Antrone “Juice” Moore wasn’t quite sure where he was.
All he knew, he was staring down on his own body on a hospital bed with friends and family gathered around.
“I had an out of body experience where I was lifted and I saw the priest and my mother, the mother of my child and her mother and a couple of other people,” Moore said. “And they were praying. I still didn’t understand because at one point I was working out and the next point they were praying over me.”
Moore had just stepped off the treadmill at the Kennebec Valley YMCA in Augusta late in the morning of Sept. 26 when he felt a little dizzy.
“I said ‘I can’t walk,’ ” he recalled. “I didn’t know what was going on, it happened so fast. I was about to run noon ball.”
Moore never kept the date with his noontime basketball buddies. At age 36, he had suffered a stroke, and later that day was given a 50/50 chance of making it while lying on a bed at Maine Medical Center in Portland. He temporarily lost his vision after a blood vessel ruptured on the left side of his brain, but he could still hear.
The doctor said “ ‘take his daughter out of school, this may be it,’ ” he said.
Moore survived, despite laying in a coma for three weeks. He’s since undergone physical therapy in an effort to regain the use of his left side, has regained his speech and can get around on a limited basis.
Moore made a splash in the area 11 years ago when he played basketball for the University of Maine at Augusta, leading the team to one of its most successful seasons ever. The Moose finished 25-7 that season and placed fourth in the United State Collegiate Athletic Association’s national tournament. “Juice,” as he’s known to fans and friends, led the USCAA in scoring and was named to its Division II all-America team.
Over the past 10 years, the 6-foot-3 guard played for professional basketball teams from Mexico to Canada, hooking up with clubs like the New Jersey Squires, Lake County Lakers, Mexico Admirals, Windy City Monarchs and Harlem Ambassadors. He played for the University of Maine at Presque Isle for a couple of seasons before transferring to UMA, along with several of his fellow Chicagoans.
He returned to Augusta last summer “because I wanted to be a part of my daughter’s life. Also I wanted to have a basketball team here. I wanted to make a difference.”
Moore had set up a basketball clinic with the Augusta Rec Department for early October but that was derailed when he had his stroke. He also had plans for an AAU team and was seeking sponsors. He coached a team called Kings Elite in Fort Worth, Texas, and has connections in Chicago.
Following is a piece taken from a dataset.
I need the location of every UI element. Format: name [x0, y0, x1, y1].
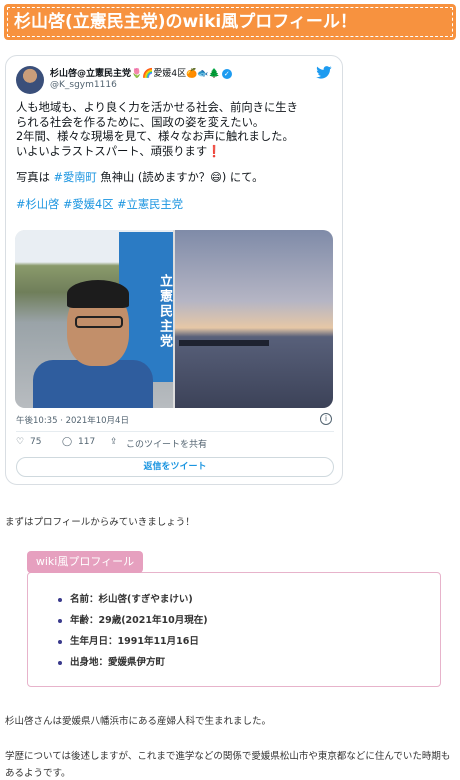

Moore is a big believer in conditioning and often showed the sort of shape he was in by beating players down the court outdoors at Williams in Augusta or at the YMCA. The name he selected for his team was The Juice Express and as it implies he wants his players to get up and down the court quickly.
“I’m going to bring the inner city game up here,” he said last fall. “A lot of people won’t agree with me, but the game has changed.”
Moore would also like to hold a Pro-Am tournament in central Maine and do it “Chicago style” with a DJ, a commentator and a halftime show.
“I think if you bring a different flavor to Maine it will work,” he said.
Moore’s plans are on hold, but not for long. He’s meeting with the Augusta Rec Department next week and hopes to begin coaching youngsters this season. He’s also working on getting his mobility back and vows to get back on the basketball court some day.
Life wasn’t easy for Moore who grew up in the same South Side Chicago neighborhood as former Celtic Antoine Walker. He was raised primarily by his grandmother although both parents are now in his life.
“When she was alive I didn’t get into any trouble,” Moore said. “She was my angel. I didn’t give up. A lot of my friends are dead or in jail.”
High blood pressure led to Moore’s stroke and it runs in his family. He’s already been turned down for Medicare and Social Security disability, he believes because of his age, but remains determined and remarkably upbeat considering his circumstances. He’s living with church members who took him after his stroke and is determined to come all the way back and contribute.
“I haven’t had a bad life at all,” he said. “That’s why I want to give back to these kids.”